In this study, we employed novel analytic methods to assess the spatial distribution of alcohol and tobacco outlets and the relationships with neighborhood sociodemographic characteristics. Using a Bayesian index regression model to estimate the NDI is an advantage compared with other dimension reduction techniques that have been used previously [
29,
30] such as principal component analysis (PCA) and factor analysis, which produce components that are difficult to interpret and are constructed independently of the association with the outcome. In contrast, our Bayesian index model estimates the index weights considering associations with the outcomes and produces easily interpretable relative importance weights, some of which can be effectively zero for unimportant variables. In our case, only three variables showed up as being relatively important while four had very small weights. We previously demonstrated that, using an index approach to simultaneously estimate the NDI and its health effect leads to significantly better model goodness-of-fit than using PCA to construct the index [
31]. Another strength is the extension of the Bayesian index regression model to accommodate multiple outcomes with a shared component. We used the information in the three outlet types to estimate the neighborhood disadvantage index for all block groups together but allowed the effect of the NDI to differ for each outlet type, which, in this case, was useful, as shown by the significantly higher effect for outlets selling both tobacco and alcohol (TAROs).

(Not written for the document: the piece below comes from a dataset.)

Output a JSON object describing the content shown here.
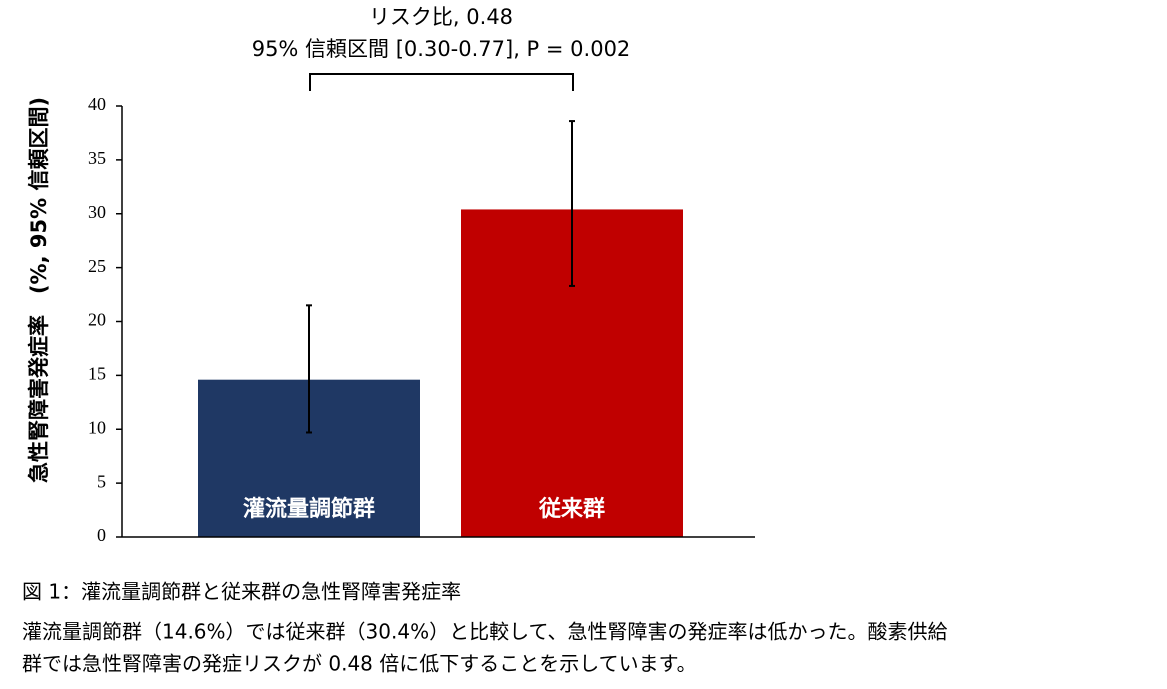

The strengths of this study should be considered in light of the limitations. Notably, we focused on the association of outlet rates and neighborhood disadvantage as measured through certain sociodemographic variables, and did not consider other covariates at the block group level or other levels such as the county. In addition, while our study area included all of North Carolina, future research should apply the methods in this study to other geographic regions where norms around smoking and drinking may differ (e.g., norms that promote or discourage alcohol and tobacco use), as well as the policies regulating sales and zoning. Additionally, TRO and ARO data were drawn from large business registries and our TRO data relied on an algorithm for classifying individual stores as likely tobacco retailers. We performed checks to verify these listings to the degree possible, but some error attributable to input data is nonetheless expected (e.g., presence of unregistered businesses or those otherwise not included in the original listings).